Mention spéciale aux artistes femmes mises à l’honneur : Anna Atkins, pionnière du cyanotype botanique dès 1843, ou Cig Harvey, dont l’univers onirique capte la lumière comme un secret à révéler.

La mer, les hommes et la planète
En parallèle de cette escapade anglaise, le festival poursuit son engagement écologique. La thématique marine est centrale cette année, à travers des séries signées Laurent Ballesta, Stéphane Lavoué ou encore Robert Doisneau – un regard tendre et poétique sur nos rivages, nos pêches, nos souvenirs d’enfance en bord de mer.
Les reportages environnementaux, quant à eux, emmènent le visiteur au cœur des mangroves indiennes, des montagnes d’Afrique ou encore des forêts tanzaniennes, avec les regards engagés de Frédéric Noy, Françoise Huguier ou Supratim Bhattacharjee.

Une parenthèse visuelle à vivre en liberté
La 22e Edition du festival de La Gacilly : “SO BRITISH” est avant tout une promenade libre, gratuite, immersive.
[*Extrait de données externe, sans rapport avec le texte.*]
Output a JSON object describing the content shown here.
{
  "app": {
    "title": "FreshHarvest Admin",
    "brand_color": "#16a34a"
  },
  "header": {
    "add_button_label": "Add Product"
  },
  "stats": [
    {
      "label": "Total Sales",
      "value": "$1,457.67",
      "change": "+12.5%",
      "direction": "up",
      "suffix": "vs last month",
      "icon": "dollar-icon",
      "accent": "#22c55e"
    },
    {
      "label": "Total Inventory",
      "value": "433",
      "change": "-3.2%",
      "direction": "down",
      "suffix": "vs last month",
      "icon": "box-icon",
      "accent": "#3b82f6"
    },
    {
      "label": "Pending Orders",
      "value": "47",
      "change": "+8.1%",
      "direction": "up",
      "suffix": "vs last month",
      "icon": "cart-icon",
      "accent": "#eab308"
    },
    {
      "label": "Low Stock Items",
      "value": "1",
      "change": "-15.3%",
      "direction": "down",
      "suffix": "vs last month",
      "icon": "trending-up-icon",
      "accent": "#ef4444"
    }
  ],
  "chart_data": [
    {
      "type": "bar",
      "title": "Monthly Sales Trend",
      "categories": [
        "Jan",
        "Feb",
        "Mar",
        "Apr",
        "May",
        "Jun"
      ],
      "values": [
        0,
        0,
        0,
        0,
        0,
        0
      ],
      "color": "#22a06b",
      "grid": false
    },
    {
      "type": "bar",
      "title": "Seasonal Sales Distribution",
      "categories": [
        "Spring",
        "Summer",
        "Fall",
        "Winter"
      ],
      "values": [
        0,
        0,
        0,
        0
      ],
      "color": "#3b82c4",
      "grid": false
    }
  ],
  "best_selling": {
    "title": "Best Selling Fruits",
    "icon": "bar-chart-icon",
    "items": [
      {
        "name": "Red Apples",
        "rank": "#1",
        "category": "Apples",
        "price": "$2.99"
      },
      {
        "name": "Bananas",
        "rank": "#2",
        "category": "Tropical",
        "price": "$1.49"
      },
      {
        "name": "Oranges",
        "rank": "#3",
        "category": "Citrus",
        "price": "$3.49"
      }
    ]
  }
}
Pas de billetterie ni de murs : ici, l’art s’installe au détour d’un muret moussu, sur une façade ancienne, ou le long d’un chemin creux. Le tout dans une scénographie soignée, respectueuse de l’environnement et des saisons.
Avec plus de 700 photographies exposées en plein air, cette édition 2025 s’annonce comme un voyage sensoriel, où se mêlent réflexion, esthétisme et humour. Une escapade idéale pour les amateurs de photographie, les curieux du monde ou les rêveurs en quête d’inspiration.